Lundi, un groupe d’experts réuni sous les auspices du ministère de l’Intérieur du gouvernement Modi a averti que la troisième vague pourrait être aussi importante que la deuxième. Si le rythme des vaccinations reste lent, le groupe d’experts a prédit qu’il y aurait jusqu’à 500.000 nouveaux cas par jour au pic prévu de la troisième vague, fin septembre ou octobre. Des projections encore moins spectaculaires, basées sur une meilleure couverture vaccinale, estimaient qu’entre 200.000 et 320.000 nouvelles infections seraient enregistrées chaque jour.

Soulignant la propagation mondiale continue du COVID-19, alimentée par le Delta et d’autres nouveaux variants, la Dre Pooja Khosla de l’hôpital Sir Ganga Ram de Delhi a récemment lancé un avertissement: «Les infections peuvent augmenter de manière exponentielle à tout moment.» S’adressant à l’Hindusthan Times, elle a ajouté: «Je pense qu’il ne faut rien présumer et faire tous les efforts possibles pour éviter une deuxième crise semblable à celle de la vague précédente, qui a été un cauchemar. (...) Tout rouvrir n’est pas approprié.»
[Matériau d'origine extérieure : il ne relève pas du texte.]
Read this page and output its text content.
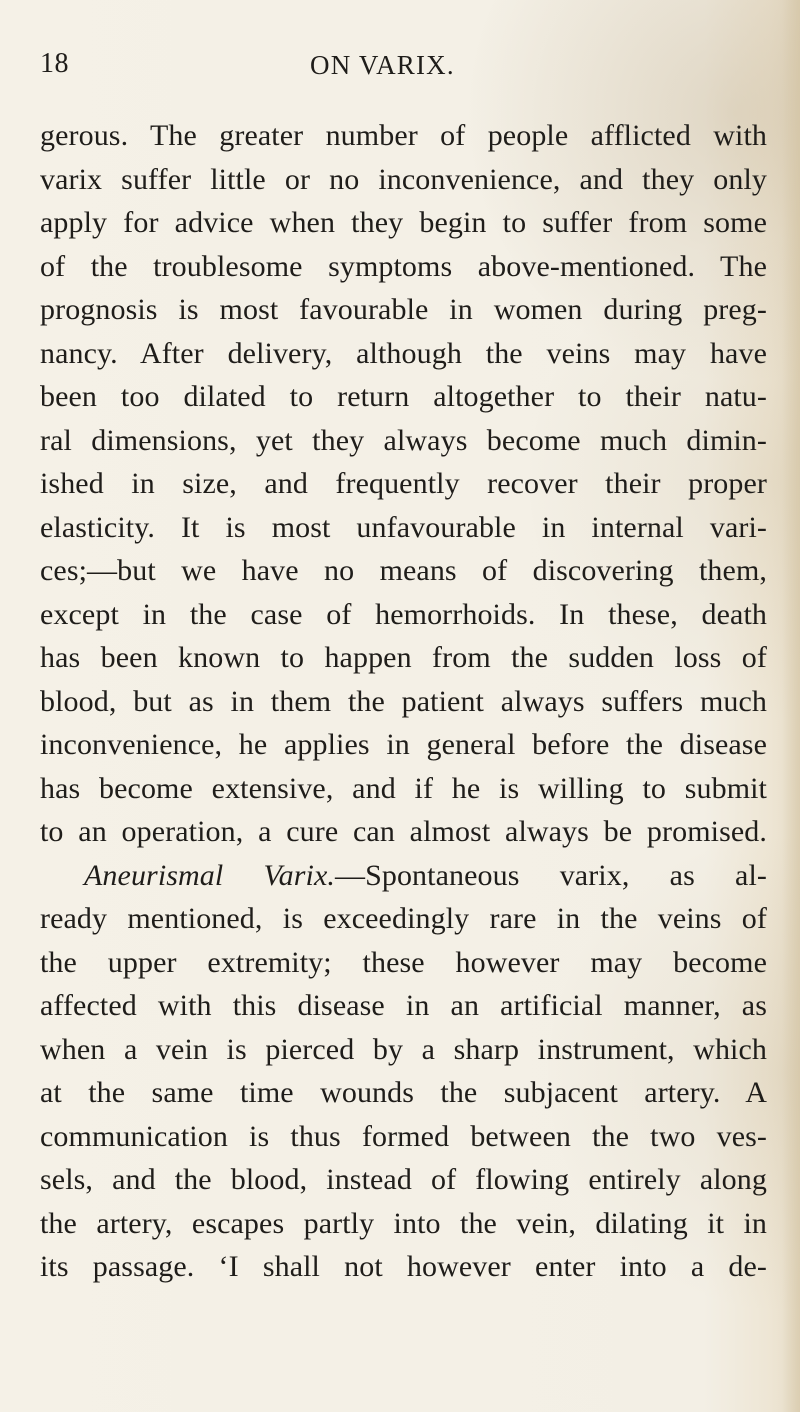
18	ON VARIX.
gerous. The greater number of people afflicted with
varix suffer little or no inconvenience, and they only
apply for advice when they begin to suffer from some
of the troublesome symptoms above-mentioned. The
prognosis is most favourable in women during preg-
nancy. After delivery, although the veins may have
been too dilated to return altogether to their natu-
ral dimensions, yet they always become much dimin-
ished in size, and frequently recover their proper
elasticity. It is most unfavourable in internal vari-
ces;—but we have no means of discovering them,
except in the case of hemorrhoids. In these, death
has been known to happen from the sudden loss of
blood, but as in them the patient always suffers much
inconvenience, he applies in general before the disease
has become extensive, and if he is willing to submit
to an operation, a cure can almost always be promised.
Aneurismal Varix.—Spontaneous varix, as al-
ready mentioned, is exceedingly rare in the veins of
the upper extremity; these however may become
affected with this disease in an artificial manner, as
when a vein is pierced by a sharp instrument, which
at the same time wounds the subjacent artery. A
communication is thus formed between the two ves-
sels, and the blood, instead of flowing entirely along
the artery, escapes partly into the vein, dilating it in
its passage. ‘I shall not however enter into a de-
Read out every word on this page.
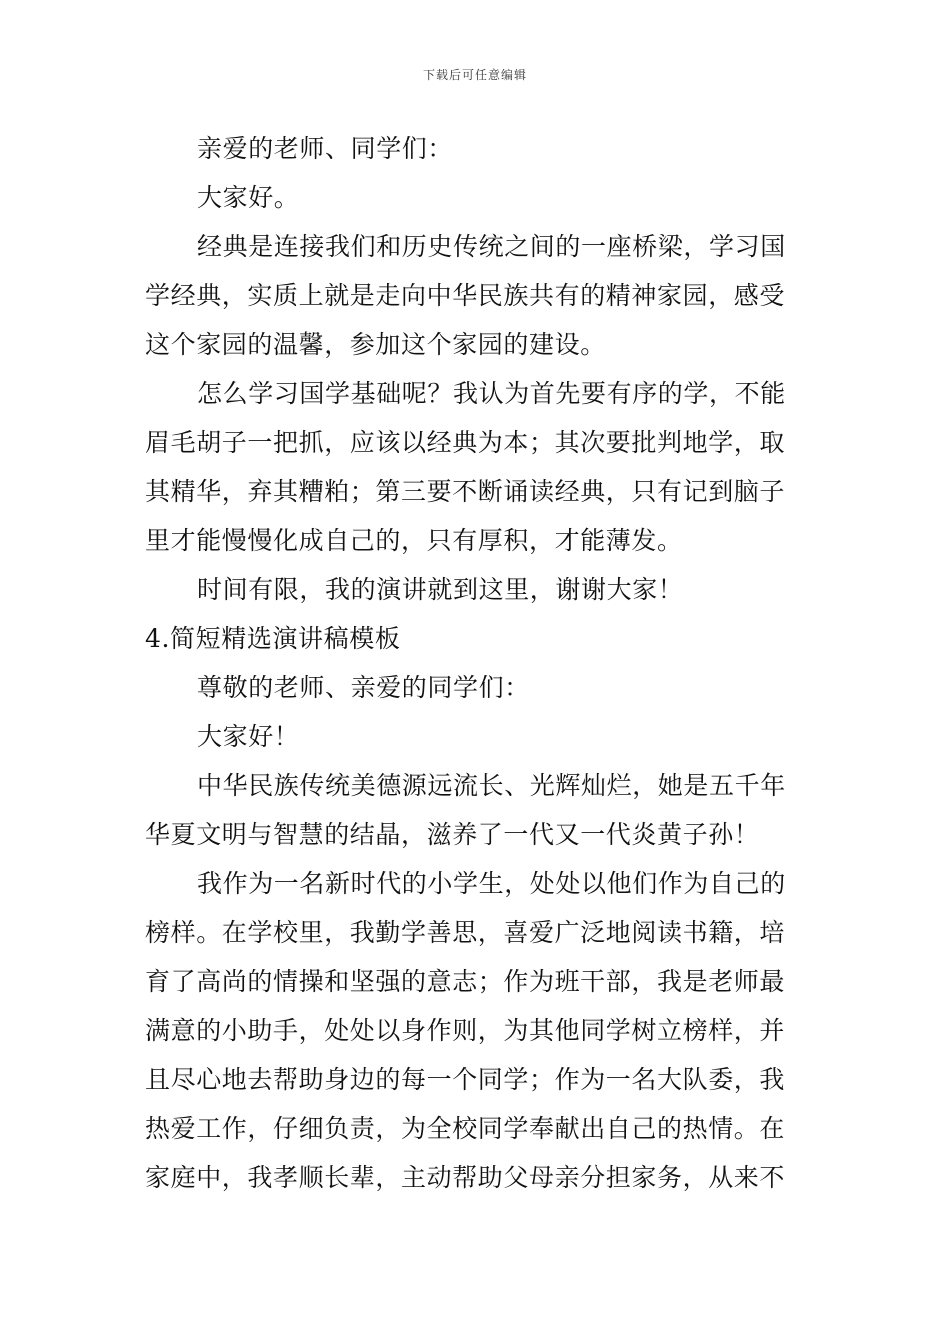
下载后可任意编辑
亲爱的老师、同学们：
大家好。
经典是连接我们和历史传统之间的一座桥梁，学习国
学经典，实质上就是走向中华民族共有的精神家园，感受
这个家园的温馨，参加这个家园的建设。
怎么学习国学基础呢？我认为首先要有序的学，不能
眉毛胡子一把抓，应该以经典为本；其次要批判地学，取
其精华，弃其糟粕；第三要不断诵读经典，只有记到脑子
里才能慢慢化成自己的，只有厚积，才能薄发。
时间有限，我的演讲就到这里，谢谢大家！
4.简短精选演讲稿模板
尊敬的老师、亲爱的同学们：
大家好！
中华民族传统美德源远流长、光辉灿烂，她是五千年
华夏文明与智慧的结晶，滋养了一代又一代炎黄子孙！
我作为一名新时代的小学生，处处以他们作为自己的
榜样。在学校里，我勤学善思，喜爱广泛地阅读书籍，培
育了高尚的情操和坚强的意志；作为班干部，我是老师最
满意的小助手，处处以身作则，为其他同学树立榜样，并
且尽心地去帮助身边的每一个同学；作为一名大队委，我
热爱工作，仔细负责，为全校同学奉献出自己的热情。在
家庭中，我孝顺长辈，主动帮助父母亲分担家务，从来不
Dans une enquête réalisée par Reuters en juin, 40 spécialistes des soins de santé, médecins, scientifiques, virologues et épidémiologistes du monde entier ont prédit qu’une troisième vague d’infections à coronavirus est susceptible de frapper l’Inde d’ici octobre. Les experts, rapporte Reuters, «ont mis en garde contre une levée anticipée des restrictions, comme l’ont fait certains États».

Ces mises en garde ont été renforcées par les résultats de la quatrième et dernière enquête sérologique du Centre indien de recherche médicale (ICMR). Menée entre le 14 juin et le 6 juillet, et basée sur des échantillons prélevés sur 29.000 personnes dans 70 districts de 21 États, elle a conclu que 67,6% de la population indienne a développé des anticorps au SRAS-CoV-2. Si les résultats sont exacts, cela signifierait que les autorités sanitaires indiennes sont passées «à côté» de l’écrasante majorité des cas de COVID-19, enregistrant même moins de 2% de toutes les infections dans des États densément peuplés comme l’Uttar Pradesh et le Bihar. Cela témoigne de l’état déplorable du système de santé indien et de l’échec catastrophique de la réponse de l’État à la pandémie. Cela donne également encore plus de crédibilité au nombre croissant d’études scientifiques qui estiment à plusieurs millions le nombre réel de décès dus à la pandémie en Inde.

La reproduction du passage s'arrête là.